Even when no competition is at stake, bias is right around the corner. How many times have you had to argue the merits of a vote result posted to a biased community and getting the marketing guy answering "I know but that''s the best we can do and we will treat this results essentially at face value"? I'm pushing here but you get the idea.

A better voting system would:

  • properly define the corpus (community) targeted
  • ignore votes from outside the corpus (ie Grand'ma voting for Hibernate OGM because his grand-son worked on the project)
  • inform the whole corpus of the vote at stake

StackOverflow's voting system is quite close to this though if you consider that most people monitor questions under a given set of tags and that a tag is quite close to a corpus (community). Also, the sheer number of questions makes it less likely to (ab)use the power of your crowd, at least on average. I'm sure though that questions of the style "what's the best product for..." are biased.

I'm not sure how to properly define a system that would ensure such organic voting system (let's call it the green vote), but that would be a nice little project.
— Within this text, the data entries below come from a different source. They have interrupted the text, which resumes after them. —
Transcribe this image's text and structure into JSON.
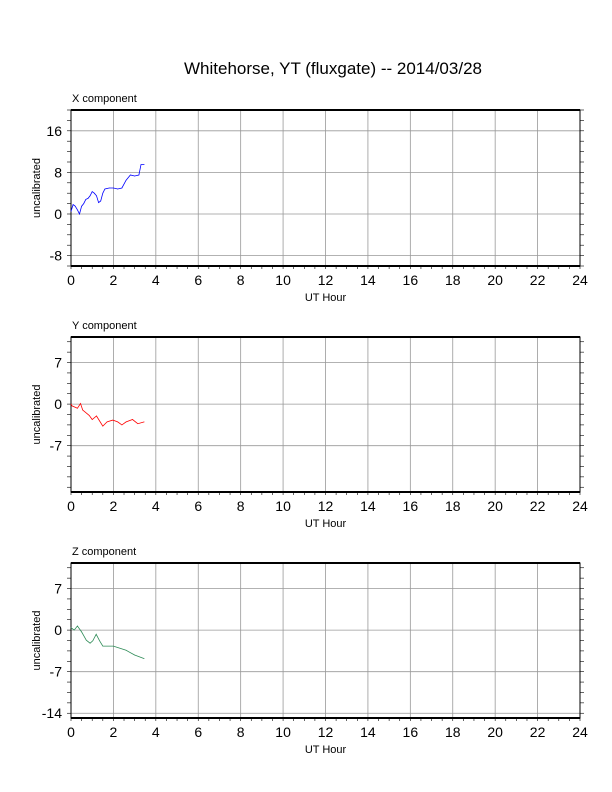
{
  "title": "Whitehorse, YT (fluxgate) -- 2014/03/28",
  "chart_data": [
    {
      "type": "line",
      "title": "X component",
      "xlabel": "UT Hour",
      "ylabel": "uncalibrated",
      "xlim": [
        0,
        24
      ],
      "ylim": [
        -10,
        20
      ],
      "xticks": [
        0,
        2,
        4,
        6,
        8,
        10,
        12,
        14,
        16,
        18,
        20,
        22,
        24
      ],
      "yticks": [
        -8,
        0,
        8,
        16
      ],
      "color": "#0000ff",
      "grid": true,
      "x": [
        0,
        0.1,
        0.2,
        0.3,
        0.4,
        0.5,
        0.6,
        0.7,
        0.8,
        0.9,
        1.0,
        1.1,
        1.2,
        1.3,
        1.4,
        1.5,
        1.6,
        1.8,
        2.0,
        2.2,
        2.4,
        2.6,
        2.8,
        3.0,
        3.2,
        3.3,
        3.45
      ],
      "y": [
        0.5,
        1.8,
        1.5,
        0.8,
        0,
        1.5,
        2,
        2.8,
        3,
        3.5,
        4.3,
        4,
        3.5,
        2.2,
        2.5,
        4,
        4.8,
        5,
        5,
        4.8,
        5,
        6.5,
        7.5,
        7.3,
        7.5,
        9.5,
        9.5
      ]
    },
    {
      "type": "line",
      "title": "Y component",
      "xlabel": "UT Hour",
      "ylabel": "uncalibrated",
      "xlim": [
        0,
        24
      ],
      "ylim": [
        -14.8,
        11.3
      ],
      "xticks": [
        0,
        2,
        4,
        6,
        8,
        10,
        12,
        14,
        16,
        18,
        20,
        22,
        24
      ],
      "yticks": [
        -7,
        0,
        7
      ],
      "color": "#ff0000",
      "grid": true,
      "x": [
        0,
        0.05,
        0.3,
        0.45,
        0.55,
        0.86,
        1.0,
        1.2,
        1.5,
        1.7,
        1.97,
        2.2,
        2.4,
        2.6,
        2.9,
        3.15,
        3.45
      ],
      "y": [
        0,
        -0.3,
        -0.7,
        0.1,
        -1,
        -1.9,
        -2.6,
        -2,
        -3.7,
        -3,
        -2.7,
        -3,
        -3.5,
        -3,
        -2.6,
        -3.3,
        -3
      ]
    },
    {
      "type": "line",
      "title": "Z component",
      "xlabel": "UT Hour",
      "ylabel": "uncalibrated",
      "xlim": [
        0,
        24
      ],
      "ylim": [
        -14.8,
        11.3
      ],
      "xticks": [
        0,
        2,
        4,
        6,
        8,
        10,
        12,
        14,
        16,
        18,
        20,
        22,
        24
      ],
      "yticks": [
        -14,
        -7,
        0,
        7
      ],
      "color": "#2e8b57",
      "grid": true,
      "x": [
        0,
        0.15,
        0.3,
        0.5,
        0.72,
        0.9,
        1.03,
        1.19,
        1.35,
        1.5,
        2.0,
        2.6,
        3.0,
        3.45
      ],
      "y": [
        0.4,
        0,
        0.7,
        -0.3,
        -1.7,
        -2.2,
        -1.8,
        -0.7,
        -1.8,
        -2.7,
        -2.7,
        -3.4,
        -4.2,
        -4.8
      ]
    }
  ]
}
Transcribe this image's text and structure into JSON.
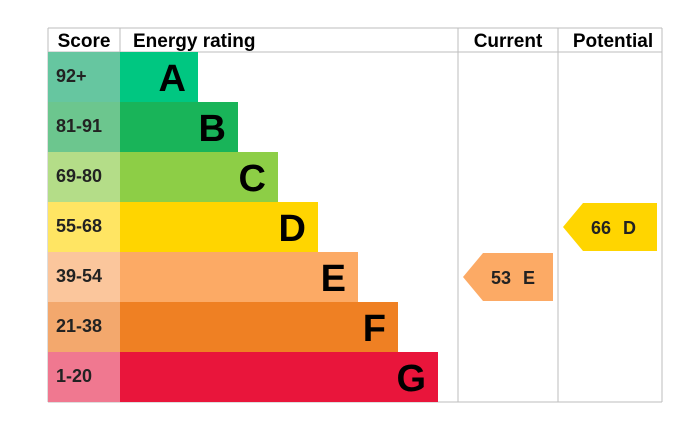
{
  "chart_data": {
    "type": "bar",
    "title": "",
    "headers": {
      "score": "Score",
      "rating": "Energy rating",
      "current": "Current",
      "potential": "Potential"
    },
    "bands": [
      {
        "score": "92+",
        "letter": "A",
        "color": "#00c781",
        "score_bg": "#66c6a0"
      },
      {
        "score": "81-91",
        "letter": "B",
        "color": "#19b459",
        "score_bg": "#6cc68e"
      },
      {
        "score": "69-80",
        "letter": "C",
        "color": "#8dce46",
        "score_bg": "#b4dd88"
      },
      {
        "score": "55-68",
        "letter": "D",
        "color": "#ffd500",
        "score_bg": "#ffe563"
      },
      {
        "score": "39-54",
        "letter": "E",
        "color": "#fcaa65",
        "score_bg": "#fbc69c"
      },
      {
        "score": "21-38",
        "letter": "F",
        "color": "#ef8023",
        "score_bg": "#f3a86d"
      },
      {
        "score": "1-20",
        "letter": "G",
        "color": "#e9153b",
        "score_bg": "#f07890"
      }
    ],
    "current": {
      "value": 53,
      "band": "E",
      "label_value": "53",
      "label_band": "E",
      "color": "#fcaa65"
    },
    "potential": {
      "value": 66,
      "band": "D",
      "label_value": "66",
      "label_band": "D",
      "color": "#ffd500"
    }
  }
}
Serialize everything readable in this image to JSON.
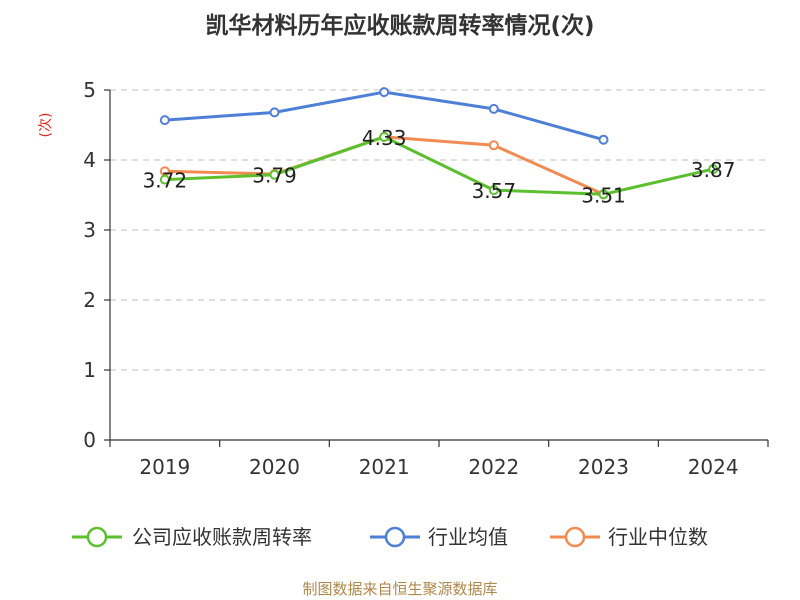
{
  "chart_data": {
    "type": "line",
    "title": "凯华材料历年应收账款周转率情况(次)",
    "ylabel": "(次)",
    "xlabel": "",
    "categories": [
      "2019",
      "2020",
      "2021",
      "2022",
      "2023",
      "2024"
    ],
    "ylim": [
      0,
      5
    ],
    "yticks": [
      "0",
      "1",
      "2",
      "3",
      "4",
      "5"
    ],
    "grid": true,
    "legend_position": "bottom",
    "series": [
      {
        "name": "公司应收账款周转率",
        "color": "#5cc02e",
        "values": [
          3.72,
          3.79,
          4.33,
          3.57,
          3.51,
          3.87
        ],
        "labels": [
          "3.72",
          "3.79",
          "4.33",
          "3.57",
          "3.51",
          "3.87"
        ]
      },
      {
        "name": "行业均值",
        "color": "#4e7fd6",
        "values": [
          4.57,
          4.68,
          4.97,
          4.73,
          4.29,
          null
        ]
      },
      {
        "name": "行业中位数",
        "color": "#f28b52",
        "values": [
          3.84,
          3.8,
          4.33,
          4.21,
          3.51,
          null
        ]
      }
    ],
    "source": "制图数据来自恒生聚源数据库"
  }
}
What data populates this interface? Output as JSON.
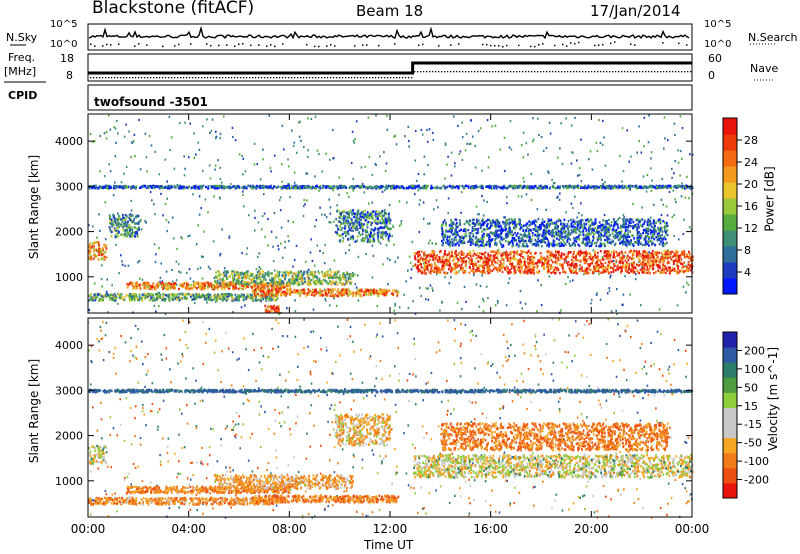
{
  "header": {
    "station": "Blackstone (fitACF)",
    "beam": "Beam 18",
    "date": "17/Jan/2014"
  },
  "top_panels": {
    "nsky_label": "N.Sky",
    "nsearch_label": "N.Search",
    "nsky_ticks": [
      "10^5",
      "10^0"
    ],
    "nsearch_ticks": [
      "10^5",
      "10^0"
    ],
    "freq_label": "Freq.",
    "freq_unit": "[MHz]",
    "freq_ticks": [
      "18",
      "8"
    ],
    "nave_label": "Nave",
    "nave_ticks": [
      "60",
      "0"
    ],
    "cpid_label": "CPID",
    "cpid_value": "twofsound -3501"
  },
  "colors": {
    "power_scale": [
      "#0018ff",
      "#1e3cbe",
      "#2e6e98",
      "#3d8f77",
      "#56ad3e",
      "#9cc93c",
      "#e9c42b",
      "#f39a1f",
      "#f26a12",
      "#ec3a0b",
      "#e8140a"
    ],
    "velocity_scale": [
      "#2222aa",
      "#2d5aa3",
      "#2e7d6b",
      "#4f9d3f",
      "#8ece3c",
      "#c8c8c8",
      "#c8c8c8",
      "#f5a623",
      "#f07c1a",
      "#ee5012",
      "#e8140a"
    ]
  },
  "chart_data": [
    {
      "type": "heatmap",
      "title": "",
      "quantity": "Power [dB]",
      "xlabel": "Time UT",
      "ylabel": "Slant Range [km]",
      "x_ticks": [
        "00:00",
        "04:00",
        "08:00",
        "12:00",
        "16:00",
        "20:00",
        "00:00"
      ],
      "y_ticks": [
        1000,
        2000,
        3000,
        4000
      ],
      "ylim": [
        200,
        4600
      ],
      "xlim_hours": [
        0,
        24
      ],
      "colorbar_ticks": [
        4,
        8,
        12,
        16,
        20,
        24,
        28
      ],
      "colorbar_range": [
        0,
        32
      ],
      "bands": [
        {
          "t": [
            0,
            0.7
          ],
          "range": [
            1400,
            1800
          ],
          "value": 22
        },
        {
          "t": [
            0.8,
            2.0
          ],
          "range": [
            1900,
            2400
          ],
          "value": 10
        },
        {
          "t": [
            0,
            7.5
          ],
          "range": [
            500,
            650
          ],
          "value": 12
        },
        {
          "t": [
            1.5,
            8.0
          ],
          "range": [
            750,
            900
          ],
          "value": 24
        },
        {
          "t": [
            5.0,
            10.5
          ],
          "range": [
            850,
            1150
          ],
          "value": 14
        },
        {
          "t": [
            6.5,
            12.3
          ],
          "range": [
            600,
            750
          ],
          "value": 24
        },
        {
          "t": [
            7.0,
            7.6
          ],
          "range": [
            250,
            400
          ],
          "value": 28
        },
        {
          "t": [
            9.8,
            12.0
          ],
          "range": [
            1800,
            2500
          ],
          "value": 8
        },
        {
          "t": [
            12.9,
            24.0
          ],
          "range": [
            1100,
            1600
          ],
          "value": 27
        },
        {
          "t": [
            14.0,
            23.0
          ],
          "range": [
            1700,
            2300
          ],
          "value": 6
        },
        {
          "t": [
            0,
            24
          ],
          "range": [
            2980,
            3040
          ],
          "value": 6
        }
      ]
    },
    {
      "type": "heatmap",
      "title": "",
      "quantity": "Velocity [m s^-1]",
      "xlabel": "Time UT",
      "ylabel": "Slant Range [km]",
      "x_ticks": [
        "00:00",
        "04:00",
        "08:00",
        "12:00",
        "16:00",
        "20:00",
        "00:00"
      ],
      "y_ticks": [
        1000,
        2000,
        3000,
        4000
      ],
      "ylim": [
        200,
        4600
      ],
      "xlim_hours": [
        0,
        24
      ],
      "colorbar_ticks": [
        200,
        100,
        50,
        15,
        -15,
        -50,
        -100,
        -200
      ],
      "colorbar_range": [
        -250,
        250
      ],
      "bands": [
        {
          "t": [
            0,
            0.7
          ],
          "range": [
            1400,
            1800
          ],
          "value": 0
        },
        {
          "t": [
            0,
            7.5
          ],
          "range": [
            500,
            650
          ],
          "value": -60
        },
        {
          "t": [
            1.5,
            8.0
          ],
          "range": [
            750,
            900
          ],
          "value": -70
        },
        {
          "t": [
            5.0,
            10.5
          ],
          "range": [
            850,
            1150
          ],
          "value": -40
        },
        {
          "t": [
            6.5,
            12.3
          ],
          "range": [
            550,
            700
          ],
          "value": -80
        },
        {
          "t": [
            9.8,
            12.0
          ],
          "range": [
            1800,
            2500
          ],
          "value": -30
        },
        {
          "t": [
            12.9,
            24.0
          ],
          "range": [
            1100,
            1600
          ],
          "value": 0
        },
        {
          "t": [
            14.0,
            23.0
          ],
          "range": [
            1700,
            2300
          ],
          "value": -80
        },
        {
          "t": [
            0,
            24
          ],
          "range": [
            2980,
            3040
          ],
          "value": 120
        }
      ]
    }
  ]
}
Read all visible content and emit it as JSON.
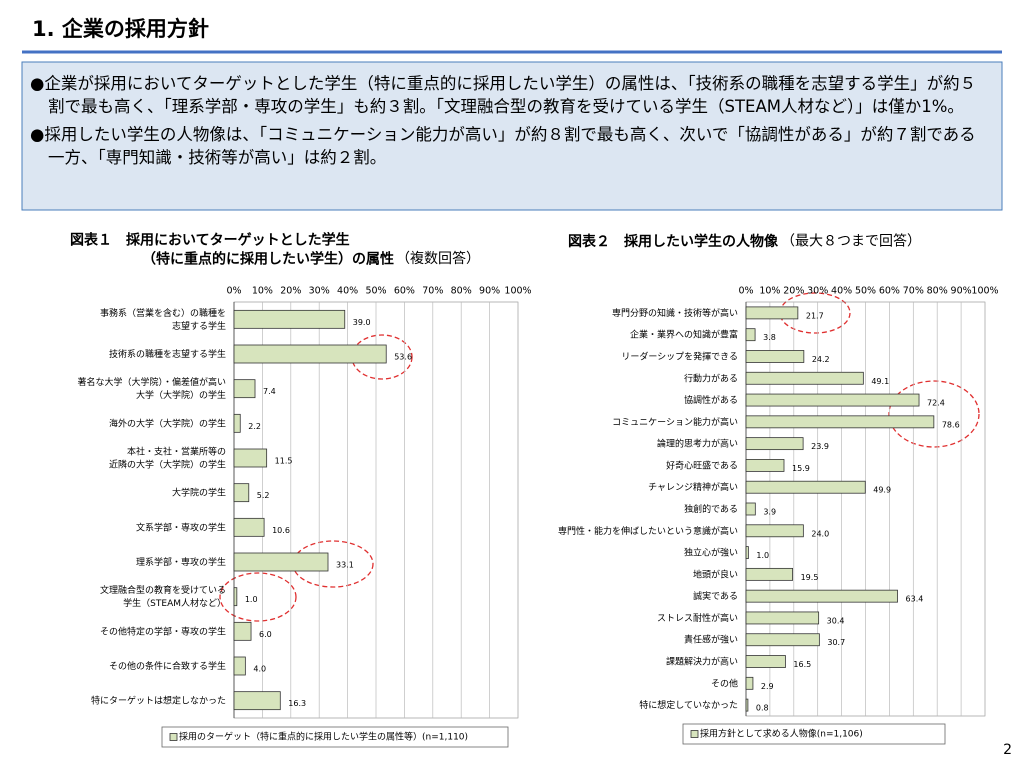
{
  "header": {
    "title": "1. 企業の採用方針"
  },
  "summary": {
    "bullets": [
      "●企業が採用においてターゲットとした学生（特に重点的に採用したい学生）の属性は、「技術系の職種を志望する学生」が約５割で最も高く、「理系学部・専攻の学生」も約３割。「文理融合型の教育を受けている学生（STEAM人材など）」は僅か1%。",
      "●採用したい学生の人物像は、「コミュニケーション能力が高い」が約８割で最も高く、次いで「協調性がある」が約７割である一方、「専門知識・技術等が高い」は約２割。"
    ]
  },
  "chart_data": [
    {
      "type": "bar",
      "title": "図表１　採用においてターゲットとした学生\n（特に重点的に採用したい学生）の属性",
      "subtitle": "（複数回答）",
      "categories": [
        "事務系（営業を含む）の職種を\n志望する学生",
        "技術系の職種を志望する学生",
        "著名な大学（大学院）・偏差値が高い\n大学（大学院）の学生",
        "海外の大学（大学院）の学生",
        "本社・支社・営業所等の\n近隣の大学（大学院）の学生",
        "大学院の学生",
        "文系学部・専攻の学生",
        "理系学部・専攻の学生",
        "文理融合型の教育を受けている\n学生（STEAM人材など）",
        "その他特定の学部・専攻の学生",
        "その他の条件に合致する学生",
        "特にターゲットは想定しなかった"
      ],
      "series": [
        {
          "name": "採用のターゲット（特に重点的に採用したい学生の属性等）(n=1,110)",
          "color": "#d7e4bd",
          "values": [
            39.0,
            53.6,
            7.4,
            2.2,
            11.5,
            5.2,
            10.6,
            33.1,
            1.0,
            6.0,
            4.0,
            16.3
          ],
          "value_labels": [
            "39.0",
            "53.6",
            "7.4",
            "2.2",
            "11.5",
            "5.2",
            "10.6",
            "33.1",
            "1.0",
            "6.0",
            "4.0",
            "16.3"
          ]
        }
      ],
      "xlim": [
        0,
        100
      ],
      "xticks": [
        {
          "value": 0,
          "label": "0%"
        },
        {
          "value": 10,
          "label": "10%"
        },
        {
          "value": 20,
          "label": "20%"
        },
        {
          "value": 30,
          "label": "30%"
        },
        {
          "value": 40,
          "label": "40%"
        },
        {
          "value": 50,
          "label": "50%"
        },
        {
          "value": 60,
          "label": "60%"
        },
        {
          "value": 70,
          "label": "70%"
        },
        {
          "value": 80,
          "label": "80%"
        },
        {
          "value": 90,
          "label": "90%"
        },
        {
          "value": 100,
          "label": "100%"
        }
      ],
      "grid": true
    },
    {
      "type": "bar",
      "title": "図表２　採用したい学生の人物像",
      "subtitle": "（最大８つまで回答）",
      "categories": [
        "専門分野の知識・技術等が高い",
        "企業・業界への知識が豊富",
        "リーダーシップを発揮できる",
        "行動力がある",
        "協調性がある",
        "コミュニケーション能力が高い",
        "論理的思考力が高い",
        "好奇心旺盛である",
        "チャレンジ精神が高い",
        "独創的である",
        "専門性・能力を伸ばしたいという意識が高い",
        "独立心が強い",
        "地頭が良い",
        "誠実である",
        "ストレス耐性が高い",
        "責任感が強い",
        "課題解決力が高い",
        "その他",
        "特に想定していなかった"
      ],
      "series": [
        {
          "name": "採用方針として求める人物像(n=1,106)",
          "color": "#d7e4bd",
          "values": [
            21.7,
            3.8,
            24.2,
            49.1,
            72.4,
            78.6,
            23.9,
            15.9,
            49.9,
            3.9,
            24.0,
            1.0,
            19.5,
            63.4,
            30.4,
            30.7,
            16.5,
            2.9,
            0.8
          ],
          "value_labels": [
            "21.7",
            "3.8",
            "24.2",
            "49.1",
            "72.4",
            "78.6",
            "23.9",
            "15.9",
            "49.9",
            "3.9",
            "24.0",
            "1.0",
            "19.5",
            "63.4",
            "30.4",
            "30.7",
            "16.5",
            "2.9",
            "0.8"
          ]
        }
      ],
      "xlim": [
        0,
        100
      ],
      "xticks": [
        {
          "value": 0,
          "label": "0%"
        },
        {
          "value": 10,
          "label": "10%"
        },
        {
          "value": 20,
          "label": "20%"
        },
        {
          "value": 30,
          "label": "30%"
        },
        {
          "value": 40,
          "label": "40%"
        },
        {
          "value": 50,
          "label": "50%"
        },
        {
          "value": 60,
          "label": "60%"
        },
        {
          "value": 70,
          "label": "70%"
        },
        {
          "value": 80,
          "label": "80%"
        },
        {
          "value": 90,
          "label": "90%"
        },
        {
          "value": 100,
          "label": "100%"
        }
      ],
      "grid": true
    }
  ],
  "page": {
    "number": "2"
  }
}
A few ideas:

  • people register to the voting system
  • they list the communities they belong to (Java, Hibernate, Programmers etc)
  • they are not authorized to vote for x weeks (to avoid "hot questions")
  • questions on a given subject targeting a community are run through a random subset of the valid community members
  • people not voting to enough questions are excluded out of the community (is that a necessary rule?)

Such a system would have a few interesting properties

  • it would be mainly unbiased
  • results would be comparable over time (ie could see the evolution of a community toward a subject


Note that binary vote (vote for one candidate/solution only) is less than optimal in itself but that's another topic.